Metamath Proof Explorer

Theorem cdlemksv

Description: Part of proof of Lemma K of Crawley p. 118. Value of the sigma(p) function. (Contributed by NM, 26-Jun-2013)

Ref Expression
Hypotheses cdlemk.b 
|- B = ( Base ` K )
cdlemk.l 
|- .<_ = ( le ` K )
cdlemk.j 
|- .\/ = ( join ` K )
cdlemk.a 
|- A = ( Atoms ` K )
cdlemk.h 
|- H = ( LHyp ` K )
cdlemk.t 
|- T = ( ( LTrn ` K ) ` W )
cdlemk.r 
|- R = ( ( trL ` K ) ` W )
cdlemk.m 
|- ./\ = ( meet ` K )
cdlemk.s 
|- S = ( f e. T |-> ( iota_ i e. T ( i ` P ) = ( ( P .\/ ( R ` f ) ) ./\ ( ( N ` P ) .\/ ( R ` ( f o. `' F ) ) ) ) ) )
Assertion cdlemksv 
|- ( G e.

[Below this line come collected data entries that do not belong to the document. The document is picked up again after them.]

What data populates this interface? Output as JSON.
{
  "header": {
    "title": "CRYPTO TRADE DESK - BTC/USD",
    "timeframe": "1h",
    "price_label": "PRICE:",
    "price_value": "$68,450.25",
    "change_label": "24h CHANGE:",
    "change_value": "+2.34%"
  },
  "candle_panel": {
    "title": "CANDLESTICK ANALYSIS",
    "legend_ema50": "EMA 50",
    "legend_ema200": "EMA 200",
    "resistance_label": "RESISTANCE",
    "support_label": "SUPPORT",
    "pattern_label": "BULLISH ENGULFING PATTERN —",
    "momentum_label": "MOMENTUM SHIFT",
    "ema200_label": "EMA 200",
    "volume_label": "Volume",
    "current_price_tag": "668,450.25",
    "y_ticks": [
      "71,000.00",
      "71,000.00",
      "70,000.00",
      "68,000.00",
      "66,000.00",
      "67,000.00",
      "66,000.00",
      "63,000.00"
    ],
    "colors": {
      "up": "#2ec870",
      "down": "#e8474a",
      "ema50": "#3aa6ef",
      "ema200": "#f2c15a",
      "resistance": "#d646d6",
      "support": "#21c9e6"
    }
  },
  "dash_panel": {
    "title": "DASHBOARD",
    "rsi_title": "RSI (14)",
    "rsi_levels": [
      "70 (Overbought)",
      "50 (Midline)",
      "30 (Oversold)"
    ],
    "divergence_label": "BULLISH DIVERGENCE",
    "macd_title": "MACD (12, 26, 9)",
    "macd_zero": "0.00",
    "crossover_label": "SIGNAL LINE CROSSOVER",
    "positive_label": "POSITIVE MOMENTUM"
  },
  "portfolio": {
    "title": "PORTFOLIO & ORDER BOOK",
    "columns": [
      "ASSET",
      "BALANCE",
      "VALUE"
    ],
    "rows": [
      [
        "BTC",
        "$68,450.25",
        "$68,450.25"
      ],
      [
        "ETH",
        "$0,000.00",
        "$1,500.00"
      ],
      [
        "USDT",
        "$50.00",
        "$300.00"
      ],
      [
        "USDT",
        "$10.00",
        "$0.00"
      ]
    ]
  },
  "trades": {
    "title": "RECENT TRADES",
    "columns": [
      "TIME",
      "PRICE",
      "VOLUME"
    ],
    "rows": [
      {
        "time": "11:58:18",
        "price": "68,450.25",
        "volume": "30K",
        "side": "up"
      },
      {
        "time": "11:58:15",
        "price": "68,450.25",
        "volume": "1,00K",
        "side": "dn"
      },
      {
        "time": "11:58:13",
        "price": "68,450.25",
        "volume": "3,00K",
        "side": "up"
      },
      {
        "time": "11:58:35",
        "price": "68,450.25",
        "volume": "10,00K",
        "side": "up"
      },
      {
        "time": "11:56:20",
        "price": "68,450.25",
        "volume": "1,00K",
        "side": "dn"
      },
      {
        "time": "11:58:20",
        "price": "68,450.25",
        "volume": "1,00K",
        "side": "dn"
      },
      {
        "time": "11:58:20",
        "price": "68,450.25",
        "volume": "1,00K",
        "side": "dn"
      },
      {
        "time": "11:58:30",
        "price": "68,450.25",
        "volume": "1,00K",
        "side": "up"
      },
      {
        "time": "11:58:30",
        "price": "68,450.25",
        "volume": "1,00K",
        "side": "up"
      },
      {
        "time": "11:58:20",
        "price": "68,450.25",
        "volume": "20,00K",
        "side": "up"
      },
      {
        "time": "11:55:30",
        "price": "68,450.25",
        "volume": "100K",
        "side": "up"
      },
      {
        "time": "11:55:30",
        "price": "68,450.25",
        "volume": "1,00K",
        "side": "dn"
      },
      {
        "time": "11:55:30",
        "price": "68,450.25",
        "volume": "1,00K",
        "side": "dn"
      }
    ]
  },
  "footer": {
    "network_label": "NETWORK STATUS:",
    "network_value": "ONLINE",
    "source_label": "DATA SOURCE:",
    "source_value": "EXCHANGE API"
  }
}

T -> ( S ` G ) = ( iota_ i e. T ( i ` P ) = ( ( P .\/ ( R ` G ) ) ./\ ( ( N ` P ) .\/ ( R ` ( G o. `' F ) ) ) ) ) )

Proof

Step Hyp Ref Expression
1 cdlemk.b 
 |-  B = ( Base ` K )
2 cdlemk.l 
 |-  .<_ = ( le ` K )
3 cdlemk.j 
 |-  .\/ = ( join ` K )
4 cdlemk.a 
 |-  A = ( Atoms ` K )
5 cdlemk.h 
 |-  H = ( LHyp ` K )
6 cdlemk.t 
 |-  T = ( ( LTrn ` K ) ` W )
7 cdlemk.r 
 |-  R = ( ( trL ` K ) ` W )
8 cdlemk.m 
 |-  ./\ = ( meet ` K )
9 cdlemk.s 
 |-  S = ( f e. T |-> ( iota_ i e. T ( i ` P ) = ( ( P .\/ ( R ` f ) ) ./\ ( ( N ` P ) .\/ ( R ` ( f o. `' F ) ) ) ) ) )
10 fveq2 
 |-  ( f = G -> ( R ` f ) = ( R ` G ) )
11 10 oveq2d 
 |-  ( f = G -> ( P .\/ ( R ` f ) ) = ( P .\/ ( R ` G ) ) )
12 coeq1 
 |-  ( f = G -> ( f o. `' F ) = ( G o. `' F ) )
13 12 fveq2d 
 |-  ( f = G -> ( R ` ( f o. `' F ) ) = ( R ` ( G o. `' F ) ) )
14 13 oveq2d 
 |-  ( f = G -> ( ( N ` P ) .\/ ( R ` ( f o. `' F ) ) ) = ( ( N ` P ) .\/ ( R ` ( G o. `' F ) ) ) )
15 11 14 oveq12d 
 |-  ( f = G -> ( ( P .\/ ( R ` f ) ) ./\ ( ( N ` P ) .\/ ( R ` ( f o. `' F ) ) ) ) = ( ( P .\/ ( R ` G ) ) ./\ ( ( N ` P ) .\/ ( R ` ( G o. `' F ) ) ) ) )
16 15 eqeq2d 
 |-  ( f = G -> ( ( i ` P ) = ( ( P .\/ ( R ` f ) ) ./\ ( ( N ` P ) .\/ ( R ` ( f o. `' F ) ) ) ) <-> ( i ` P ) = ( ( P .\/ ( R ` G ) ) ./\ ( ( N ` P ) .\/ ( R ` ( G o. `' F ) ) ) ) ) )
17 16 riotabidv 
 |-  ( f = G -> ( iota_ i e. T ( i ` P ) = ( ( P .\/ ( R ` f ) ) ./\ ( ( N ` P ) .\/ ( R ` ( f o. `' F ) ) ) ) ) = ( iota_ i e. T ( i ` P ) = ( ( P .\/ ( R ` G ) ) ./\ ( ( N ` P ) .\/ ( R ` ( G o. `' F ) ) ) ) ) )
18 riotaex 
 |-  ( iota_ i e. T ( i ` P ) = ( ( P .\/ ( R ` G ) ) ./\ ( ( N ` P ) .\/ ( R ` ( G o. `' F ) ) ) ) ) e. _V
19 17 9 18 fvmpt 
 |-  ( G e. T -> ( S ` G ) = ( iota_ i e. T ( i ` P ) = ( ( P .\/ ( R ` G ) ) ./\ ( ( N ` P ) .\/ ( R ` ( G o. `' F ) ) ) ) ) )